Just as there was a domino effect on subsequent flight delays and flight cancellations that swept across the globe, so the economic consequences were almost as quick to follow, demonstrating how much we really are an integrated, or at least integrating, global community. A relatively small volcanic eruption has had a surprisingly large impact on humanity as a whole, just as when I injure my little finger my whole body (and family) knows all about it.
Clearly one lesson to be learned in the aftermath of this incident is the need for development of a more robust integrated global transportation system better able to deal with a variety of emergency disaster scenarios. The implication of this should not be lost on satellite telecommunication operators who must be able to ensure provision of at least essential traffic if an unforeseen event, such as a repeat of the March 1989 Solar eruption, if the impact on satellite operations, which affected severely both E1 and E2 satellites operating over Canada and Northerly latitudes, is to be avoided.

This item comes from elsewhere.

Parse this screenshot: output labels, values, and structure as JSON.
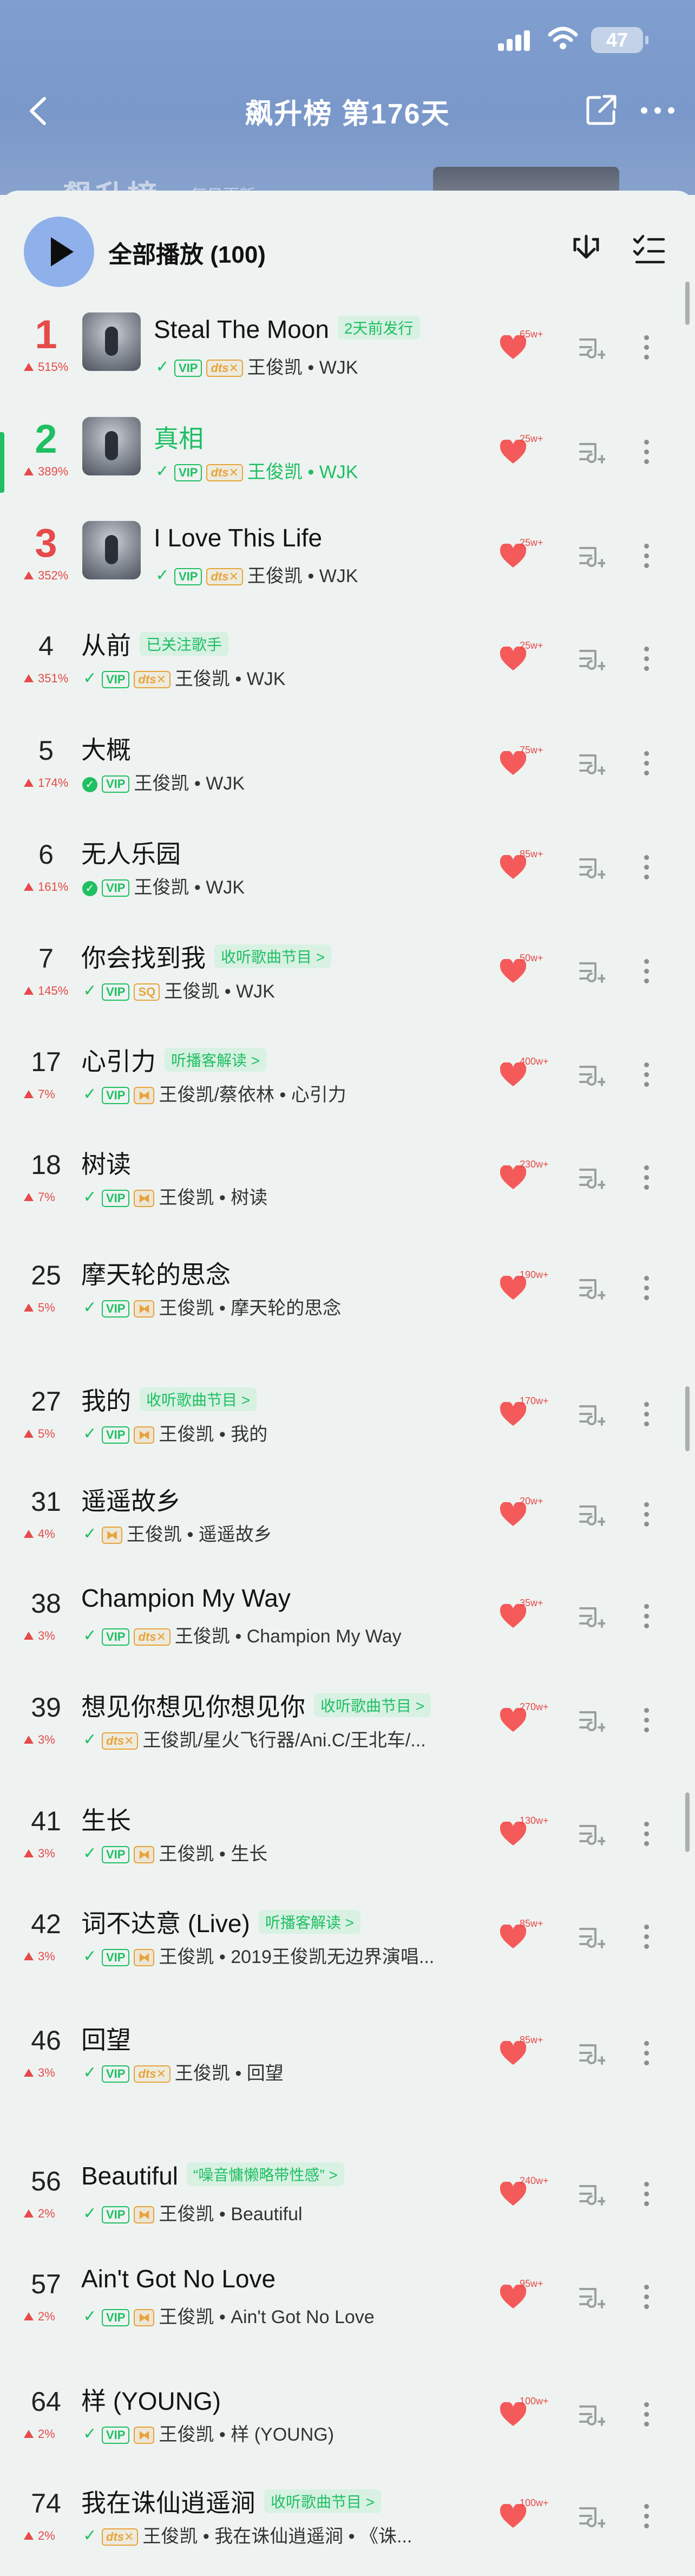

Fortunately, the sun is currently experiencing a minimum of solar activity well away from the hyped melodrama enjoyed while watching the 2012 blockbuster in-flight entertainment on the way to India!
There are issues of risk which need to be evaluated and examined with care. It is clearly better to adopt a precautionary approach at the beginning and relax the no-fly zone conditions later than to have half a dozen Airbuses (or is that Airbusi?) go down before anyone takes the situation seriously.

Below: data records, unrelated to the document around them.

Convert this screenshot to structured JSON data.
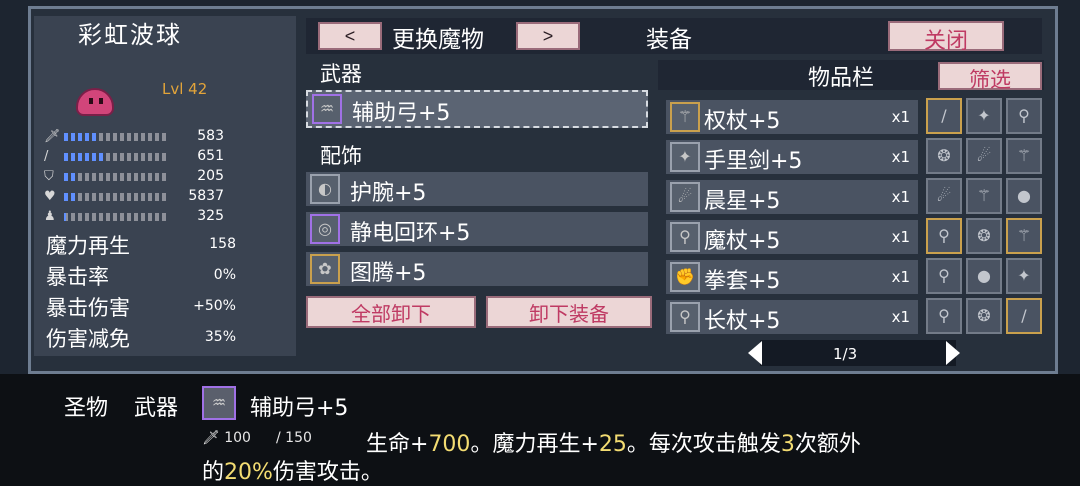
{
  "hero": {
    "name": "彩虹波球",
    "level": "Lvl 42",
    "stats": [
      {
        "icon": "sword-icon",
        "glyph": "🗡",
        "value": "583",
        "fill": 0.32
      },
      {
        "icon": "wand-icon",
        "glyph": "/",
        "value": "651",
        "fill": 0.38
      },
      {
        "icon": "shield-icon",
        "glyph": "⛉",
        "value": "205",
        "fill": 0.12
      },
      {
        "icon": "heart-icon",
        "glyph": "♥",
        "value": "5837",
        "fill": 0.14
      },
      {
        "icon": "speed-icon",
        "glyph": "♟",
        "value": "325",
        "fill": 0.02
      }
    ],
    "extra": [
      {
        "label": "魔力再生",
        "value": "158"
      },
      {
        "label": "暴击率",
        "value": "0%"
      },
      {
        "label": "暴击伤害",
        "value": "+50%"
      },
      {
        "label": "伤害减免",
        "value": "35%"
      }
    ]
  },
  "top": {
    "prev": "<",
    "change_monster": "更换魔物",
    "next": ">",
    "title": "装备",
    "close": "关闭"
  },
  "weapon": {
    "section": "武器",
    "item": "辅助弓+5"
  },
  "accessory": {
    "section": "配饰",
    "items": [
      "护腕+5",
      "静电回环+5",
      "图腾+5"
    ]
  },
  "actions": {
    "unequip_all": "全部卸下",
    "unequip": "卸下装备"
  },
  "inventory": {
    "title": "物品栏",
    "filter": "筛选",
    "items": [
      {
        "label": "权杖+5",
        "qty": "x1"
      },
      {
        "label": "手里剑+5",
        "qty": "x1"
      },
      {
        "label": "晨星+5",
        "qty": "x1"
      },
      {
        "label": "魔杖+5",
        "qty": "x1"
      },
      {
        "label": "拳套+5",
        "qty": "x1"
      },
      {
        "label": "长杖+5",
        "qty": "x1"
      }
    ],
    "page": "1/3"
  },
  "tooltip": {
    "rarity": "圣物",
    "type": "武器",
    "name": "辅助弓+5",
    "atk": "100",
    "mag": "150",
    "desc": [
      {
        "t": "生命+",
        "c": "w"
      },
      {
        "t": "700",
        "c": "y"
      },
      {
        "t": "。魔力再生+",
        "c": "w"
      },
      {
        "t": "25",
        "c": "y"
      },
      {
        "t": "。每次攻击触发",
        "c": "w"
      },
      {
        "t": "3",
        "c": "y"
      },
      {
        "t": "次额外",
        "c": "w"
      }
    ],
    "desc2": [
      {
        "t": "的",
        "c": "w"
      },
      {
        "t": "20%",
        "c": "y"
      },
      {
        "t": "伤害攻击。",
        "c": "w"
      }
    ]
  }
}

To be fair on both the National and European Air Traffic aviation authorities, there was just no previous precedent for them to draw upon experientially; the last time this scenario occurred, we did not have automobiles, let alone planes, in the sky.
The perception of risk alone is also likely to be seriously flawed, especially if we take into account too heavily the views of stranded tourists 5,000 miles away (stuck without air conditioning due to early monsoons) who are likely to want to fly home no matter what conditions are prevalent.
But how objective can you be when dealing with the unexpected? Our own assessment of risk took a surprising turn as we experienced a coach brake failure (or brake-away) up in the mountains of the Western Ghats a week before our originally planned return home crazily swerving down a thankfully open road at 50 miles an hour with a 1,500 foot drop on our left that was until our driver found a wider strip of land to our right, directly next to another ascending rock wall with an electricity pole dead in front of the bus... hope reigned supreme until the bus struck a large rock and barrel rolled left towards the cliff again!
After rolling 450 degrees (I counted the rolls as I was wondering whether we would go over the cliff, and not that, as a rule, satellite analysts tend to count things), we finally came to a rest. Miraculously, no one was killed or seriously injured, with only the front passenger wearing a seatbelt. Everyone, 18 of us and the driver, from three years to 70+ in age, walked out of the bus. Actually, my three smallest children were pulled up out of the side-windows that were now facing heavenward, dazed but grateful to be alive (photo insert, above).
How do you prepare and evaluate accurately the risk of infrequent, or once-in-a-lifetime events, such as a cometary or asteroid impact? The answer is you cant.
However, satellite imaging and the estimation of gases, such as Sulphur Dioxide, with the help of NASAs Ozone Monitoring Instrument (OMI), and further satellite data alongside ground truthing of ash, are a vital part in ensuring travel by air (and maybe in the future, by coach!) are as safe as is humanly possible.